Scope of Services

This objective of this service is to provide onsite technical support to assist the isolation and resolution of known performance and stability conditions concerning the CA-Top Secret security system and to establish a software-based monitoring tool whose results (which accumulate), may be used as part of a later, comprehensive effort to identify and remove obsolete entries within the CA-Top Secret security system database.

Security Troubleshooting

For two weeks each, senior consultants will perform problem diagnosis and isolation in four areas where conditions are known to exist which adversely affect the current CA-Top Secret environment.   These conditions are not deficiencies of the product as supplied by CA.  Rather, these conditions are the more likely the result of options or interfaces needing attention. In each of these four problem areas, problem diagnosis and isolation will be limited a best effort basis within the given timetable. Work will be closely coordinated with the CA Support center for CA-Top Secret. TSS traces and SVC-Dumps, initiated via the Operator or via SLIP-Trap commands, will be obtained and studied. IPCS dump analysis software must be available. IBM IIN (a.k.a. Advantis or ATT-Net) network access must be available. Resolutions will be implemented only as per client policies, schedules and practices.

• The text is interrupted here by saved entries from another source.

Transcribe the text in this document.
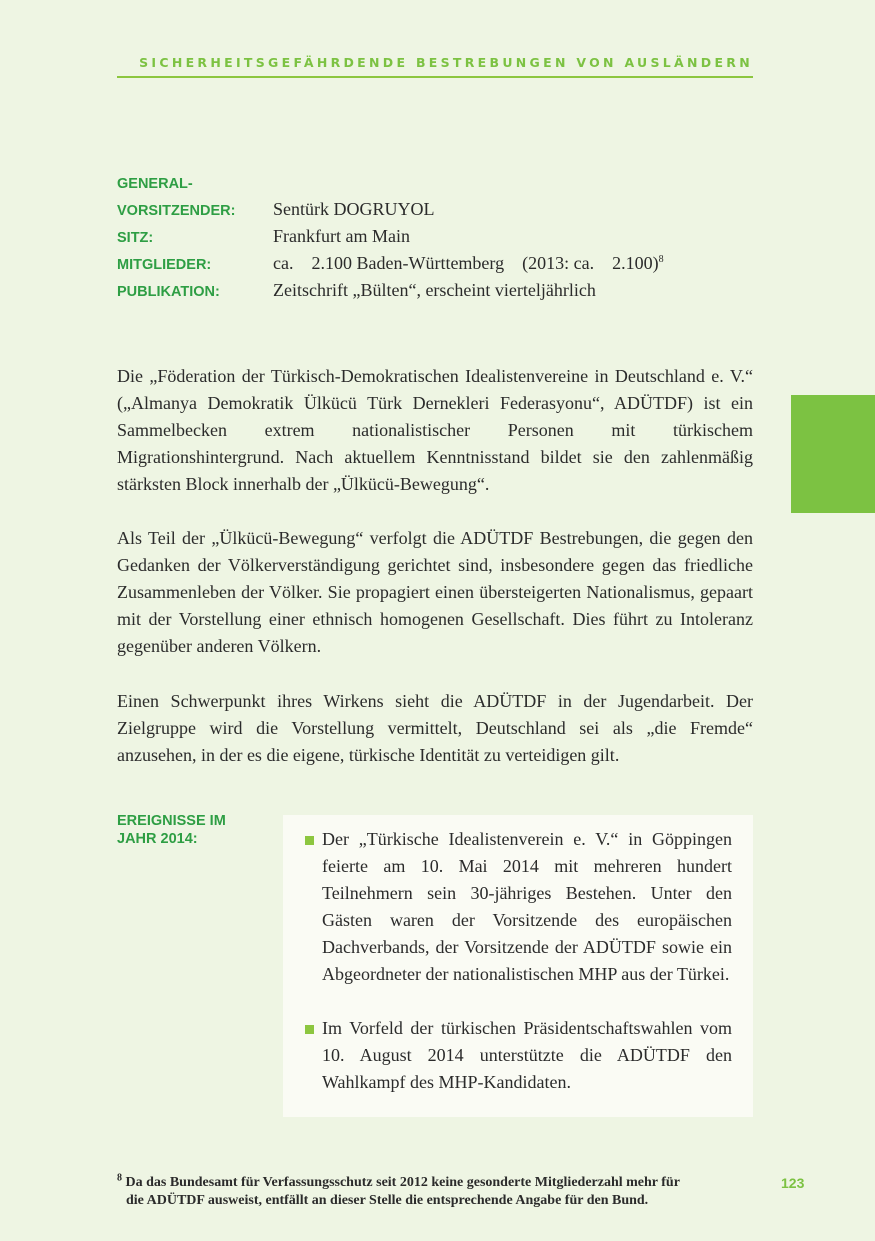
SICHERHEITSGEFÄHRDENDE BESTREBUNGEN VON AUSLÄNDERN
GENERAL-
VORSITZENDER: Sentürk DOGRUYOL
SITZ:	Frankfurt am Main
MITGLIEDER:	ca.    2.100 Baden-Württemberg    (2013: ca.    2.100)$^8$
PUBLIKATION:	Zeitschrift „Bülten“, erscheint vierteljährlich

Die „Föderation der Türkisch-Demokratischen Idealistenvereine in Deutschland e. V.“ („Almanya Demokratik Ülkücü Türk Dernekleri Federasyonu“, ADÜTDF) ist ein Sammelbecken extrem nationalistischer Personen mit türkischem Migrationshintergrund. Nach aktuellem Kenntnisstand bildet sie den zahlenmäßig stärksten Block innerhalb der „Ülkücü-Bewegung“.

Als Teil der „Ülkücü-Bewegung“ verfolgt die ADÜTDF Bestrebungen, die gegen den Gedanken der Völkerverständigung gerichtet sind, insbesondere gegen das friedliche Zusammenleben der Völker. Sie propagiert einen übersteigerten Nationalismus, gepaart mit der Vorstellung einer ethnisch homogenen Gesellschaft. Dies führt zu Intoleranz gegenüber anderen Völkern.

Einen Schwerpunkt ihres Wirkens sieht die ADÜTDF in der Jugendarbeit. Der Zielgruppe wird die Vorstellung vermittelt, Deutschland sei als „die Fremde“ anzusehen, in der es die eigene, türkische Identität zu verteidigen gilt.

EREIGNISSE IM
JAHR 2014:	Der „Türkische Idealistenverein e. V.“ in Göppingen feierte am 10. Mai 2014 mit mehreren hundert Teilnehmern sein 30-jähriges Bestehen. Unter den Gästen waren der Vorsitzende des europäischen Dachverbands, der Vorsitzende der ADÜTDF sowie ein Abgeordneter der nationalistischen MHP aus der Türkei.

Im Vorfeld der türkischen Präsidentschaftswahlen vom 10. August 2014 unterstützte die ADÜTDF den Wahlkampf des MHP-Kandidaten.

$^8$ Da das Bundesamt für Verfassungsschutz seit 2012 keine gesonderte Mitgliederzahl mehr für
die ADÜTDF ausweist, entfällt an dieser Stelle die entsprechende Angabe für den Bund.
123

1.       I/O: Excessive I/O appears to be occurring to the CA-Top Secret security file.  Diagnosis will be done to identify the most frequent requests resulting in I/O.  Once understood, the best options for I/O reduction will be identified.   TSS trace options will be enabled for very short periods (< l min) 

2.       DB2: Possibly related to both the known problems of performance and excessive I/O, it was observed that at least one DB2-related userid was performing an excessive number of signon requests each day (+100,000).  The cause of this seemingly excessive signon activity will be diagnosed and isolated as possible.    

3.       Performance: Overall security-file performance and file lock settings (specified via the TIMELOCK control option) will be examined.  Recommendations will be made based on findings.  Production problems have occurred whereby “security file locked” conditions have halted system processing.  The cause of these conditions will be diagnosed to the extent possible.

4.       CPF: A condition is known to exist whereby the Command Propagation Facility  (CPF) of CA-Top Secret fails after, what is termed, a backlog occurs.  Attempts will be made to diagnose this condition and identify its resolution.  Attempts will be made to reproduce this condition.

For each of the four problem areas identified above, a statement of findings and recommendations will be published within 5 days of the completion of onsite analysis.

 

Security Cleanup

Separate from the above activities, two man-weeks will be spent introducing a software tool named The Automated Security Administrator™ (TASA) that monitors the security system to identify obsolete entries within a security database. Implementation of the TASA software will be begun although full implementation will be left for BIGCO staff to complete. Training on TASA software will be provided to BIGCO personnel. Once established, TASA software will develop use dates for all or selected entries within the security database.  Usage dates for the entries within the security file(s) are expected to be a significant role in the later, separate, cleanup effort of the security file(s). Currently, the cleanup project is foreseen to primarily address the removal of unused/unreferenced, as well as duplicate, security file entries.   During this project task, further information concerning the overall cleanup plan will be solicited and documented.  This information will be used to separately prepare a complete proposal for cleanup.

Note that the TASA software is a separately available tool whose limited use will be extended to BIGCO without charge during this service engagement and for the reasonable time between this engagement and the finalization by BIGCO of a separate, comprehensive, cleanup plan.